I have a 3.1TB fileserver that has a lot of unorganized files, that I would be able to copy onto an external 2.5" drive, plug it into my work pc and and find my down time more productive (for me at least). And reducing the number of drives from 12x3.5" to 3x2.5" drives would help on size/noise/head/power.




RE: Large 2.5 inch drives
By dice1111 on 1/24/2007 12:50:18 PM , Rating: 2
Your HDD's give out "head"? Lucky guy...


RE: Large 2.5 inch drives
By kuyaglen on 1/24/2007 6:04:22 PM , Rating: 2
whoops, I meant "heat". I guess you can tell what 1/3 of my file server is for.


By patentman on 1/24/2007 12:28:51 PM , Rating: 2
Nanodot media has been around for a while, even will before 2005.

Proof: See http://www.newscientist.com/article.ns?id=dn6362

I posted the following comment regaridng the linked article on the Anandtech forums under the name klaviernista at around the same time the article was posted (typos corrected):

"I examine patent applications for magentic media at the patent and trademark office. The problem you are describing has been around for a long time, as has so called "nanodot" media. This problem is called "intergranular exchange coupling" and contributes to increased noise in high density magnetic media.

This problem arose as a result of the industry striving towards increased recording density. One way to get increased recording density is to reduce the size of the grains in magnetic layer (Basically, 1 grain=1 bit, so more grains = more bits per square inch). The problem with this is that as you reduce grain size, the coercivity (basically the strength by which a magnetic domain is held in a fixed direction) decreases. In other words, the orientation of each domain in each bit becomes more susceptible to being influenced by external magnetic fields. Well, as each grain is magnetic and the coercivity of each grain is low at small grain sizes, the magnetic field of each grain impacts the orientation of the domain in each surrounding grain. As a result, the noise of the media is increased.

Industry has come up with a variety of ways to combat this problem. the most common way to prevent or reduce this type of coupling is to introduce Cr into the magnetic layer.

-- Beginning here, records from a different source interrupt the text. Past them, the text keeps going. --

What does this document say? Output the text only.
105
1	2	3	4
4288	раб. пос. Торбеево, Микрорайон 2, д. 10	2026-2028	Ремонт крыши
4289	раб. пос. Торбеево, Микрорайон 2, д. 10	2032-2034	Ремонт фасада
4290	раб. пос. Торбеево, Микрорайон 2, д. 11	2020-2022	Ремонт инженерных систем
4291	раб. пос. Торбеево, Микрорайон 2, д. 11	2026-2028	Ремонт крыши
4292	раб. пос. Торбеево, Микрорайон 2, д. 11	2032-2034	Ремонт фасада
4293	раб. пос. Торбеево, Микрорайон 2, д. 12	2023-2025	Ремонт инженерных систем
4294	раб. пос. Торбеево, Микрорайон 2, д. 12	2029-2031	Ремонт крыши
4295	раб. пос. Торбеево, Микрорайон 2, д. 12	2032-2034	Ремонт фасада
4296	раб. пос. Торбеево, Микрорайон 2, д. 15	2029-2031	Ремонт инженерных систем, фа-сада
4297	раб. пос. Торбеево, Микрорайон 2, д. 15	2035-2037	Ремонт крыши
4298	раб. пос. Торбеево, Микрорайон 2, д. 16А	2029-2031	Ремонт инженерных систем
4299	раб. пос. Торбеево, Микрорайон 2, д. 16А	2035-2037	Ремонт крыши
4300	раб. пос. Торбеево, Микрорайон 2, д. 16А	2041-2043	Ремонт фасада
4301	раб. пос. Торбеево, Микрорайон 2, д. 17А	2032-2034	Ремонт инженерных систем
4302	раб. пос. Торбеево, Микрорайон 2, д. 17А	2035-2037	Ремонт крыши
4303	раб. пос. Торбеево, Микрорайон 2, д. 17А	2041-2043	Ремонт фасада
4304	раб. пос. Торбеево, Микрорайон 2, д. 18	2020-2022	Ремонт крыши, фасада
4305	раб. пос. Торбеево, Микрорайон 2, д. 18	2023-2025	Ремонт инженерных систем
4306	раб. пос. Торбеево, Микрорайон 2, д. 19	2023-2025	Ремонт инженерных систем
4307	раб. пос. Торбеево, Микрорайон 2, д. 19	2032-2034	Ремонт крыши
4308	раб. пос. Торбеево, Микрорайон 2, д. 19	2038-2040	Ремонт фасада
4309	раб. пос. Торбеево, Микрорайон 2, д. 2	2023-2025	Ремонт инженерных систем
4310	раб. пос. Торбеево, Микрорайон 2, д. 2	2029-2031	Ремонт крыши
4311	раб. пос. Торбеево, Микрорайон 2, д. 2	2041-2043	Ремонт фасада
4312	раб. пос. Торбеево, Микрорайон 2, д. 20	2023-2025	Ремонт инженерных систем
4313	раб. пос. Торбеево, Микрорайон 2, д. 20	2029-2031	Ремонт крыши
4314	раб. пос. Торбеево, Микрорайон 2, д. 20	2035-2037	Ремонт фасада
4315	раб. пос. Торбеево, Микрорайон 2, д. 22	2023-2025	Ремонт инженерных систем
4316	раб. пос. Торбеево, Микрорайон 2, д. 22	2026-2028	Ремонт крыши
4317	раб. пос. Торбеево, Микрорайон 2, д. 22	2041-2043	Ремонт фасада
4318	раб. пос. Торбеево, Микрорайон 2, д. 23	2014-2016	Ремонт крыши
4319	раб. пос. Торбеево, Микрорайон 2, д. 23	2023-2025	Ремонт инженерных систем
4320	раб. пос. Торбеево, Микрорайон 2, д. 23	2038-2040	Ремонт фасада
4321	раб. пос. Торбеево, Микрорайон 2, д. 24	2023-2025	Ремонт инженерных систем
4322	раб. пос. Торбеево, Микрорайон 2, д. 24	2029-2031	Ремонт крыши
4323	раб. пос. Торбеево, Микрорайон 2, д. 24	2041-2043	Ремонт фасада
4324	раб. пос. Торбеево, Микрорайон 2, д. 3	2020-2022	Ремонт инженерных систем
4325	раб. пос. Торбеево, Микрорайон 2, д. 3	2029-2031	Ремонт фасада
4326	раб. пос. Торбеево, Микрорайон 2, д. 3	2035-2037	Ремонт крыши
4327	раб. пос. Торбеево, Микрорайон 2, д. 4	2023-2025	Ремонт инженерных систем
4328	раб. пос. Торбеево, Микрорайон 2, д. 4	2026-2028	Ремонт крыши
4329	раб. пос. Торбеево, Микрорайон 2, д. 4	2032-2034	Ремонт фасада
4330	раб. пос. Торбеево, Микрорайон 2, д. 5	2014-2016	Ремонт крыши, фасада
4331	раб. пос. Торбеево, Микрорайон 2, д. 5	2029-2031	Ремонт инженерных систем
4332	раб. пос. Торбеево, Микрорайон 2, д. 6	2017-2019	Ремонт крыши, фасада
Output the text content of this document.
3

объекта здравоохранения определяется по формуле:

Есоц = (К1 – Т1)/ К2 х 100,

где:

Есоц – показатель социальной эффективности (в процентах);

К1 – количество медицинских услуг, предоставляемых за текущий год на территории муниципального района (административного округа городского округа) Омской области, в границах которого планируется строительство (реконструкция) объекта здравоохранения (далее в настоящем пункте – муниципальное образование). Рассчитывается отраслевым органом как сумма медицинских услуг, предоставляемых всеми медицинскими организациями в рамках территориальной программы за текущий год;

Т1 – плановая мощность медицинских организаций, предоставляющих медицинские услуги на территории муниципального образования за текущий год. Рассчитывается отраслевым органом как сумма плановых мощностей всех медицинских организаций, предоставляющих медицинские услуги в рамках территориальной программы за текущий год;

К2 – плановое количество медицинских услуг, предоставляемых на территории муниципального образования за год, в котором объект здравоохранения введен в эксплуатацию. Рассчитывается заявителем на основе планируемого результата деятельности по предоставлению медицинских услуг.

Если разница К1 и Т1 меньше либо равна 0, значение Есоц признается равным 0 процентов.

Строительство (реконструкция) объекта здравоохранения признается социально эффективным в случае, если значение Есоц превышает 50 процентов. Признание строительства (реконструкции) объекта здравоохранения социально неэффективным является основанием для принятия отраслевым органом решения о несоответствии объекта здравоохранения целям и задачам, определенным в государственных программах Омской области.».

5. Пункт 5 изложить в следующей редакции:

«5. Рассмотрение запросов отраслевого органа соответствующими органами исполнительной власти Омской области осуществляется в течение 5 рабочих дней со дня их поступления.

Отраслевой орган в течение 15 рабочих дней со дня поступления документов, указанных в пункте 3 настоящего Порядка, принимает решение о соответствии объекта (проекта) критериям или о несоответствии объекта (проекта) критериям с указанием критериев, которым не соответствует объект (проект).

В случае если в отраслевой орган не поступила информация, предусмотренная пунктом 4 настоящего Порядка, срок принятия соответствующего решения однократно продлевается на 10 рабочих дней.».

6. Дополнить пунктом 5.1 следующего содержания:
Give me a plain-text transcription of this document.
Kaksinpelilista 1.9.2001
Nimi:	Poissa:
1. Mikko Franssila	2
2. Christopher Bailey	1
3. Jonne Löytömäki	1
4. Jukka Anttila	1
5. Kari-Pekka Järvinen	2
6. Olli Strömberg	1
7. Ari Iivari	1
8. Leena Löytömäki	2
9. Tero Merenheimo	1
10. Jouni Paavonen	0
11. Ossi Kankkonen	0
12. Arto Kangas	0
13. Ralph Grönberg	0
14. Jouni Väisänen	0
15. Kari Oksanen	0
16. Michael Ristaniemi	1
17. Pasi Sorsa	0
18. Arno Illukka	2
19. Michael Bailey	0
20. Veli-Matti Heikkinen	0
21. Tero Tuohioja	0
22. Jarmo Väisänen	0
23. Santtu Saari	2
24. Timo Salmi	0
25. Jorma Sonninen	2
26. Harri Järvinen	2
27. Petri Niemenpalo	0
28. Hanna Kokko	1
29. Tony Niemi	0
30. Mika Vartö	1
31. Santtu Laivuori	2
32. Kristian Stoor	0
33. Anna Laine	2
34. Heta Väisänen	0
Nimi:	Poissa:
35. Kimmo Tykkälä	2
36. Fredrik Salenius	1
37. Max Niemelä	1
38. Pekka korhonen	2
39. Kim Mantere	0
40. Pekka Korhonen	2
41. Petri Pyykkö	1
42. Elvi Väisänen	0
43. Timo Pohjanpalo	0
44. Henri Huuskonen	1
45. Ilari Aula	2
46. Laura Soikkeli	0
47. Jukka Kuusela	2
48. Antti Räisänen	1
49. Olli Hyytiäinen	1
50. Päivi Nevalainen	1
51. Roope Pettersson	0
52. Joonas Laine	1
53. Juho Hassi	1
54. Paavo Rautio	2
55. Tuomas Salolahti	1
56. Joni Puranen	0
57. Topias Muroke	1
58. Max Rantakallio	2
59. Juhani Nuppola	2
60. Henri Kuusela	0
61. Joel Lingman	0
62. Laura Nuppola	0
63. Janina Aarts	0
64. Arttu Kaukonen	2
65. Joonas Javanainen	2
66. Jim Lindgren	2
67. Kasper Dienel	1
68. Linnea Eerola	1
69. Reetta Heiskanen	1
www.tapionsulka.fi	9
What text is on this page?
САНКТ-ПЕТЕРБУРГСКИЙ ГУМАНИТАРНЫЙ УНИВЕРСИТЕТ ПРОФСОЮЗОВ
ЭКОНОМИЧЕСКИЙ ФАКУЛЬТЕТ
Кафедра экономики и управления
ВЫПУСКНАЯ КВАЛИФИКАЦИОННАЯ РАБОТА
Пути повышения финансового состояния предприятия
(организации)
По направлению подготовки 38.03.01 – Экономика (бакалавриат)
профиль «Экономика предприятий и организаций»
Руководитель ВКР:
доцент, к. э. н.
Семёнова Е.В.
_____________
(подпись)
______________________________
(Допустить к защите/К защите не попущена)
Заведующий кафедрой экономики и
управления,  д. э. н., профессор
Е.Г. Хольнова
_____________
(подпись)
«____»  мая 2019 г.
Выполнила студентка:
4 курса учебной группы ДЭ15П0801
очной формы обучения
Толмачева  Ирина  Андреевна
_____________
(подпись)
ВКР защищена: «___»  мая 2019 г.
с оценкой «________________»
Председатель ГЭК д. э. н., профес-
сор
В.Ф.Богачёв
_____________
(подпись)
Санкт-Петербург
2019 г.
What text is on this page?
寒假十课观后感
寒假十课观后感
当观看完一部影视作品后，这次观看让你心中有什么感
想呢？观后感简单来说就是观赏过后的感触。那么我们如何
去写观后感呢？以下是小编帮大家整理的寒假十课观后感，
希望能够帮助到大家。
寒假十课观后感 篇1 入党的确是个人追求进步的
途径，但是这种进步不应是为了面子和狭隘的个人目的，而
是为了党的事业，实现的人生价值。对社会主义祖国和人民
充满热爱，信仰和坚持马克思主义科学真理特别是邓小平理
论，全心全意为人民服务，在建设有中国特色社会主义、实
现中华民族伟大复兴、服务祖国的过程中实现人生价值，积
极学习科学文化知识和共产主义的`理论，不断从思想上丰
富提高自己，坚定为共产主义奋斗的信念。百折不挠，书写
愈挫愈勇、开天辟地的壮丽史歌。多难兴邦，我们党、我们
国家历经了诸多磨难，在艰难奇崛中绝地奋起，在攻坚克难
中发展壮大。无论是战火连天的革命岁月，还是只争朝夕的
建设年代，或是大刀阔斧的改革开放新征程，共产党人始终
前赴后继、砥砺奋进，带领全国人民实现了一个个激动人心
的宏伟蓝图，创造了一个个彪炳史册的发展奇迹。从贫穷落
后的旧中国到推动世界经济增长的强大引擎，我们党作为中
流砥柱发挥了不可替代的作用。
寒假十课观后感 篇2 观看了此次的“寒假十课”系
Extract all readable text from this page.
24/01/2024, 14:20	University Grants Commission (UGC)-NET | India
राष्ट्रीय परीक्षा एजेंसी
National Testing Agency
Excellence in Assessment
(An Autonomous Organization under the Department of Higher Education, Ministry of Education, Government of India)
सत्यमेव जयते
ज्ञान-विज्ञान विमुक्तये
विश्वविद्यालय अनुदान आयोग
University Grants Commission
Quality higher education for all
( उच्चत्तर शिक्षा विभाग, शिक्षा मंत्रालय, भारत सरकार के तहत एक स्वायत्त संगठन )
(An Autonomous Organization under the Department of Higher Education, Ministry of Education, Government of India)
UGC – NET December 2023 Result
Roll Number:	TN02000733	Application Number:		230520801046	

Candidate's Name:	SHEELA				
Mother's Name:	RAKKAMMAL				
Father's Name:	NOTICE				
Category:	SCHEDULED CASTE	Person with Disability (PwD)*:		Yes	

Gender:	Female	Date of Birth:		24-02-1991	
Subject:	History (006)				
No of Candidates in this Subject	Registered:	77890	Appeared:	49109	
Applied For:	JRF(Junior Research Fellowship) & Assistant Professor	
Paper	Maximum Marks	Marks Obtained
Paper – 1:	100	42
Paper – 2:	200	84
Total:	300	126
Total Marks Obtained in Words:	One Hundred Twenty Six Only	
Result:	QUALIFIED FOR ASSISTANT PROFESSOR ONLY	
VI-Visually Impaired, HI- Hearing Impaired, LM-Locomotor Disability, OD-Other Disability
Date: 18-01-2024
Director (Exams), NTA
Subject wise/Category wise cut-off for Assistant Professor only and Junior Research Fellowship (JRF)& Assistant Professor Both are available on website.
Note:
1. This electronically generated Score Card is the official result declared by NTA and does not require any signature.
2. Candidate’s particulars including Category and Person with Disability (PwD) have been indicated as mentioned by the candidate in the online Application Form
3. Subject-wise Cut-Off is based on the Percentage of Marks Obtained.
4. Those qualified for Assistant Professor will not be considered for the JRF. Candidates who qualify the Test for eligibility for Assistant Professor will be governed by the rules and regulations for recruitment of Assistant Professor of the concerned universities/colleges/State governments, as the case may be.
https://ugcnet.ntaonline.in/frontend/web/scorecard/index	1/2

Cr only has a certain solubilty in the crystalline lattice of a Co alloy (Co is the most common element used for the magentic layers in magentic media). When the CoCr magnetic layer is formed, it is first deposited (via sputtering or cvd) and then annealed. As a result of the annealing step, excess Cr segregates from within the crystalline grain into the area between adjacent grains (called the grain boundary). By controlling the amount of Cr which segregates, the spacing between grains is controlled. As you probably know, magnetic field intensity decreases as the distance from its origin increases. Thus, the influence of each grain's magnetic field on surrounding grains is substantially reduced by the introduction of Cr into the grain boundary. In addition, non-magentic oxides such as SiO2 and TiO2 have also been used to segregate grains.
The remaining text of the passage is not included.